Pelo meio, apareceu ainda o “estranho” caso de Angola:

  1. BES teve de dar autonomia informática ao BESA em… 2009, porque o Estado angolano assim o determinou – apesar de virem de lá “informações estranhas” desde meio da década passada e de se perceber que os rácios de transformação estavam altos.
  2. O departamento de riscos angolano foi pervertido, diz Salgado. Álvaro Sobrinho não cumpriu com as regras da supervisão e havia muitas queixas sobre a sua atuação.
  3. Depois, veio garantia, que resolveu tudo – mesmo sem se saber o que mais foi feito. Só a resolução do BES acabou com a rede de segurança. E com ela, sem ele (Salgado) tornou-se “inevitável” a revogação da garantia.

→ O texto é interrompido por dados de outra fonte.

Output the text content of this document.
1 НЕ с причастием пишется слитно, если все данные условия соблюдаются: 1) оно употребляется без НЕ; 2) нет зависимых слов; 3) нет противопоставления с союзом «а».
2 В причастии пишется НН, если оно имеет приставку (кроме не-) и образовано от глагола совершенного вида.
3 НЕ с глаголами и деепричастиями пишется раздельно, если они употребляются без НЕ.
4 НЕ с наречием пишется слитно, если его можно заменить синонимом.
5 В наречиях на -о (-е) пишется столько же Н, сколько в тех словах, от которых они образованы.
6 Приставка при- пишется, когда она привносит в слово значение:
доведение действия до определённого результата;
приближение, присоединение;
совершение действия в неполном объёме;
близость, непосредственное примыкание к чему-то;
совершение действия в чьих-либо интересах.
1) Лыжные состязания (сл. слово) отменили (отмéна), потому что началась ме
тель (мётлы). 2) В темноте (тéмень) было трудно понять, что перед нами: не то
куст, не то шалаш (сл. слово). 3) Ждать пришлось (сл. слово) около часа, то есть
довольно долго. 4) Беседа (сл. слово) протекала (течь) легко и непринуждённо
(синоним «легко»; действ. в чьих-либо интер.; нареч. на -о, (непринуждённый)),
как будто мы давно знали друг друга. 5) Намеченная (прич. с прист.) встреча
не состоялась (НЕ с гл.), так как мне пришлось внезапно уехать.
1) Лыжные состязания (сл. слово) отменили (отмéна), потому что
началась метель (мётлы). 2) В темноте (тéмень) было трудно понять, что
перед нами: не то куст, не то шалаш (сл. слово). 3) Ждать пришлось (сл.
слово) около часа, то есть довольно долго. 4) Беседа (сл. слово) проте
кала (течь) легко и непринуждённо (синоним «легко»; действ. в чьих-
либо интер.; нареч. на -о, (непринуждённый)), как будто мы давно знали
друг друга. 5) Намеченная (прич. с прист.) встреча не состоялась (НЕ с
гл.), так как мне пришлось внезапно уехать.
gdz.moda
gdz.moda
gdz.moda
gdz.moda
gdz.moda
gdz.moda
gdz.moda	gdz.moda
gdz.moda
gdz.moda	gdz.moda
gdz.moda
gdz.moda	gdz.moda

Talvez esta breve cronologia peque por defeito, talvez por excesso de pessimismo.

Talvez seja mais fácil de acreditar que o mundo de Ricardo Salgado foi destruído por gente que não percebeu o óbvio. Talvez a família estivesse afinal unida (e toda ela tão responsável quanto ele, Ricardo, como fez questão de dizer o banqueiro); talvez o Banco de Portugal não tivesse de se preocupar com o BES quando percebeu que o BES estava em risco; talvez o Governo tivesse de financiar não um banco, mas um grupo, que era aliás suposto não financiar um banco que nunca antes pediu ajuda.

Talvez todos devessem ter dado uns milhões para manter aquele mundo de pé, confiando que o contabilista, saindo, deixasse as contas direitas, confiando que a crise desaparecesse para que aquele mundo ficasse igual.

Talvez acreditando nisso tudo não tivéssemos de ouvir outra vez que “o BES não faliu, foi forçado a desaparecer.”

Mas hoje, desta audição, há uma coisa que já conseguimos: que o mundo de Salgado não é deste reino – e nunca poderia existir sem ele.